- The modern cover of a classic book – I prefer the old one!
Truthfully, my favorite book changes all of the time.
I know that a person who loves reading as much as I do, should be able to hold tight to one book that stands above all others. But it’s just too hard.
Like today, for example. I saw this wonderful new poetry book titled Red Sings from the Treetops: A Year in Colors by Joyce Sidman. It is so beautiful that I was afraid to put it down because I wanted to somehow “hold onto” all of that color and beauty. So, that could really be a new favorite. However, that doesn’t mean it will replace Charlotte’s Web or The Great Gatsby or The Book Thief or so many others that I consider favorites.
There is a shelf in my room that is just for my most treasured books. If a friend were to look at them, they may have some questions. Included is a book called The Trouble with Jenny’s Ear by Oliver Butterworth that I absolutely loved as a young girl, but re-reading it a few years ago made me squirm.
Written in 1960, it includes gems like this: “His sister laughed at him. That’s just like you, Harold. You were always forgetting us girls. When you were a kid you used to go around trailing wires and buzzers and things, and all the boys would follow you around, but you never understand why girls weren’t interested in your doorbells and clock springs.

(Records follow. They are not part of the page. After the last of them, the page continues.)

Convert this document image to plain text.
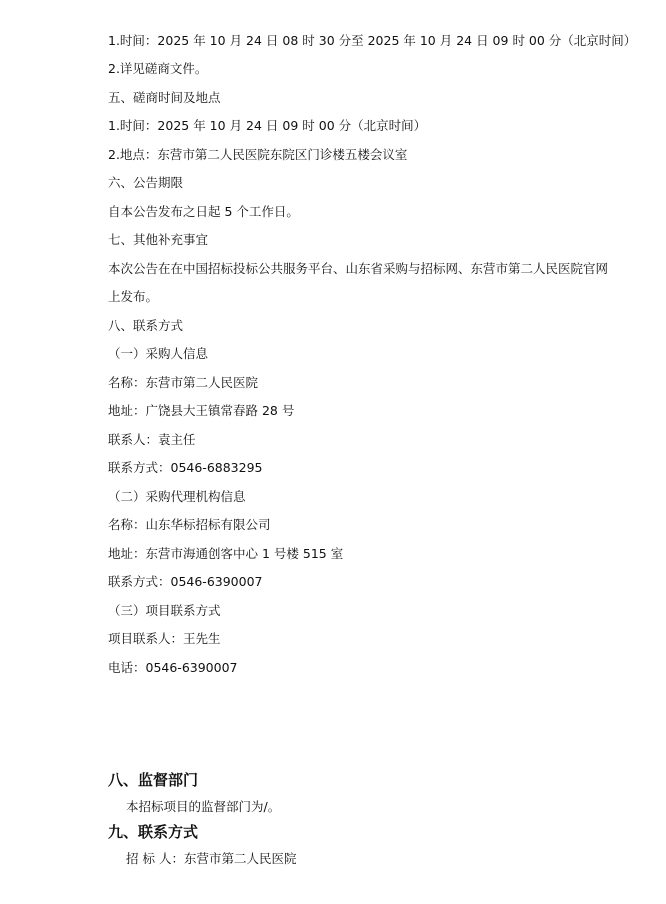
1.时间：2025 年 10 月 24 日 08 时 30 分至 2025 年 10 月 24 日 09 时 00 分（北京时间）
2.详见磋商文件。
五、磋商时间及地点
1.时间：2025 年 10 月 24 日 09 时 00 分（北京时间）
2.地点：东营市第二人民医院东院区门诊楼五楼会议室
六、公告期限
自本公告发布之日起 5 个工作日。
七、其他补充事宜
本次公告在在中国招标投标公共服务平台、山东省采购与招标网、东营市第二人民医院官网
上发布。
八、联系方式
（一）采购人信息
名称：东营市第二人民医院
地址：广饶县大王镇常春路 28 号
联系人：袁主任
联系方式：0546-6883295
（二）采购代理机构信息
名称：山东华标招标有限公司
地址：东营市海通创客中心 1 号楼 515 室
联系方式：0546-6390007
（三）项目联系方式
项目联系人：王先生
电话：0546-6390007
八、监督部门
本招标项目的监督部门为/。
九、联系方式
招 标 人：东营市第二人民医院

Uncle Harold rubbed his chin. ‘I guess you’re right, Sis. Probably that’s why I’m not married yet. Do you suppose it’s too late? I’m almost twenty-eight.’” So much for my early feminist education.

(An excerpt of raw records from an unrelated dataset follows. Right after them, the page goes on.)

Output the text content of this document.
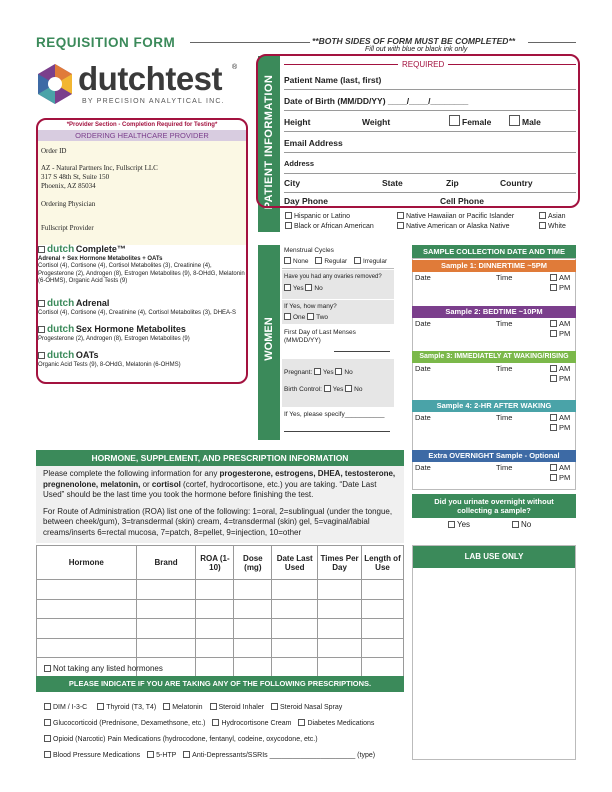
REQUISITION FORM	**BOTH SIDES OF FORM MUST BE COMPLETED**
Fill out with blue or black ink only
dutchtest ®
BY PRECISION ANALYTICAL INC.
*Provider Section - Completion Required for Testing*
ORDERING HEALTHCARE PROVIDER
Order ID
AZ - Natural Partners Inc, Fullscript LLC
317 S 48th St, Suite 150
Phoenix, AZ 85034
Ordering Physician
Fullscript Provider
dutch Complete™
Adrenal + Sex Hormone Metabolites + OATs
Cortisol (4), Cortisone (4), Cortisol Metabolites (3), Creatinine (4), Progesterone (2), Androgen (8), Estrogen Metabolites (9), 8-OHdG, Melatonin (6-OHMS), Organic Acid Tests (9)
dutch Adrenal
Cortisol (4), Cortisone (4), Creatinine (4), Cortisol Metabolites (3), DHEA-S
dutch Sex Hormone Metabolites
Progesterone (2), Androgen (8), Estrogen Metabolites (9)
dutch OATs
Organic Acid Tests (9), 8-OHdG, Melatonin (6-OHMS)
PATIENT INFORMATION
REQUIRED
Patient Name (last, first)
Date of Birth (MM/DD/YY) ____/____/________
Height	Weight	Female	Male
Email Address
Address
City	State	Zip	Country
Day Phone	Cell Phone
Hispanic or Latino	Native Hawaiian or Pacific Islander	Asian
Black or African American	Native American or Alaska Native	White
WOMEN
Menstrual Cycles
None Regular Irregular
Have you had any ovaries removed?
Yes No
If Yes, how many?
One Two
First Day of Last Menses (MM/DD/YY)
Pregnant: Yes No
Birth Control: Yes No
If Yes, please specify___________
SAMPLE COLLECTION DATE AND TIME
Sample 1: DINNERTIME ~5PM
Date	Time	AM
PM
Sample 2: BEDTIME ~10PM
Date	Time	AM
PM
Sample 3: IMMEDIATELY AT WAKING/RISING
Date	Time	AM
PM
Sample 4: 2-HR AFTER WAKING
Date	Time	AM
PM
Extra OVERNIGHT Sample - Optional
Date	Time	AM
PM
Did you urinate overnight without collecting a sample?
Yes	No
HORMONE, SUPPLEMENT, AND PRESCRIPTION INFORMATION
Please complete the following information for any progesterone, estrogens, DHEA, testosterone, pregnenolone, melatonin, or cortisol (cortef, hydrocortisone, etc.) you are taking. “Date Last Used” should be the last time you took the hormone before finishing the test.
For Route of Administration (ROA) list one of the following: 1=oral, 2=sublingual (under the tongue, between cheek/gum), 3=transdermal (skin) cream, 4=transdermal (skin) gel, 5=vaginal/labial creams/inserts 6=rectal mucosa, 7=patch, 8=pellet, 9=injection, 10=other
Hormone	Brand	ROA (1-10)	Dose (mg)	Date Last Used	Times Per Day	Length of Use

Not taking any listed hormones
LAB USE ONLY
PLEASE INDICATE IF YOU ARE TAKING ANY OF THE FOLLOWING PRESCRIPTIONS.
DIM / I-3-C	Thyroid (T3, T4) Melatonin Steroid Inhaler Steroid Nasal Spray
Glucocorticoid (Prednisone, Dexamethsone, etc.) Hydrocortisone Cream Diabetes Medications
Opioid (Narcotic) Pain Medications (hydrocodone, fentanyl, codeine, oxycodone, etc.)
Blood Pressure Medications 5-HTP Anti-Depressants/SSRIs ______________________ (type)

Less embarrassing, my shelf holds a special gift from my husband—a first edition of Charlotte’s Web, a book that is always on my top five list, no matter what the day has brought. And a book of poems by the late Jane Kenyon.
The most recent addition to the collection is a book that I found while shelving at the Inly Library. It was quite dated, and I put it aside to see if it was a book that should “retire” from service. I opened it up, and saw that it had first been discarded from my hometown library, the Dayton and Montgomery County Public Library.
I stared at that book for the longest time thinking that somehow we might recognize one another. At that point, I figured if it followed me that far, it deserved a place on my shelf.